U.S.-Iceland shipping dispute sidestepped by Supreme Court
By Richard Carelli, Associated Press, 05/15/00
WASHINGTON - The Supreme Court today steered clear of a shipping dispute between a company in Iceland and the U.S. government.
The court, without comment, turned away the company's argument that contracts awarded in 1998 for shipping military cargo to a U.S. base in Iceland violated a 14-year-old treaty between Iceland and the United States.
The Clinton administration waived its right to file a response to the appeal, and the justices did not request one as they do in some cases.
The appeal had been filed by the Iceland Steamship Co. Ltd.-Eimskip. The Republic of Iceland government had supported the company as a "friend of the court" when the case was in the appeals court but did not file a similar brief in the Supreme Court.
Military supplies for the U.S.-operated North Atlantic Treaty Organization base at Keflavik, Iceland, were carried exclusively by Icelandic-owned and operated shipping companies from the late 1960s to 1984, the year a U.S.-flag carrier was created to serve the same route.
Under U.S. law, that company was entitled to carry 100 percent of the military cargo shipped to the base, which caused a diplomatic rift between the two countries.
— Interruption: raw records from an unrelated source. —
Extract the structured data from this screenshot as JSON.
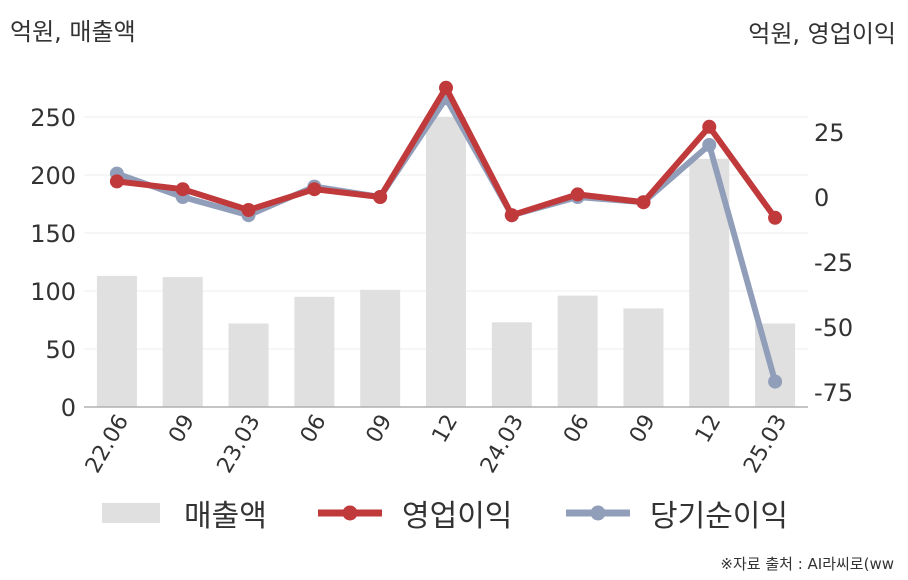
{
  "unit_left": "억원, 매출액",
  "unit_right": "억원, 영업이익",
  "source": "※자료 출처 : AI라씨로(ww",
  "colors": {
    "bar": "#e0e0e0",
    "op": "#c0393b",
    "net": "#919eba",
    "axis": "#b0b0b0",
    "grid": "#eeeeee"
  },
  "chart_data": {
    "type": "bar",
    "categories": [
      "22.06",
      "09",
      "23.03",
      "06",
      "09",
      "12",
      "24.03",
      "06",
      "09",
      "12",
      "25.03"
    ],
    "ylim_left": [
      0,
      250
    ],
    "yticks_left": [
      0,
      50,
      100,
      150,
      200,
      250
    ],
    "ylim_right": [
      -75,
      25
    ],
    "yticks_right": [
      -75,
      -50,
      -25,
      0,
      25
    ],
    "series": [
      {
        "name": "매출액",
        "type": "bar",
        "axis": "left",
        "values": [
          113,
          112,
          72,
          95,
          101,
          250,
          73,
          96,
          85,
          214,
          72
        ]
      },
      {
        "name": "영업이익",
        "type": "line",
        "axis": "right",
        "values": [
          6,
          3,
          -5,
          3,
          0,
          42,
          -7,
          1,
          -2,
          27,
          -8
        ]
      },
      {
        "name": "당기순이익",
        "type": "line",
        "axis": "right",
        "values": [
          9,
          0,
          -7,
          4,
          0,
          38,
          -7,
          0,
          -2,
          20,
          -71
        ]
      }
    ]
  }
}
The dispute was resolved in 1986 when the two signed a treaty to ensure "that both United States flag carriers and Icelandic shipping companies are able to maintain a viable presence in the trade."
Under the treaty's terms, Icelandic and U.S. companies compete periodically for the military cargo shipping contracts. The lower bidder is awarded 65 percent of the cargo-shipping contracts; the remaining 35 percent is awarded to the next lowest bidder of the other country.
That system worked without controversy for 12 years, until in 1998 the two companies awarded contracts were TransAtlantic Lines-Iceland EHF and U.S.-based TransAtlantic Lines LLC.
One person, Gudmundur Kjarnested, effectively managed both firms. A citizen of Iceland who is a U.S. resident alien, he was president of one of the firms and vice president of the other and signed both companies' bids.
After the U.S. Department of the Army made those awards, Iceland's government sent a diplomatic note to the U.S. State Department. It said the contracts violated the 1986 treaty.
Iceland Steamship sued the Army in 1998, and a federal judge in the District of Columbia ruled that the 1986 treaty had been violated.
The U.S. Circuit Court of Appeals for the District of Columbia reversed that ruling, however.
"TLI and TLL are separate entities and are entitled to be treated as such," the appeals court ruled.
In the appeal acted on today, lawyers for Iceland Steamship said the appeals court wrongly deferred to the State Department's interpretation of the treaty while ignoring the Iceland government's conflicting interpretation.
The case is The Iceland Steamship Co. Ltd.-Eimskip vs. U.S. Department of the Army, 99-1631.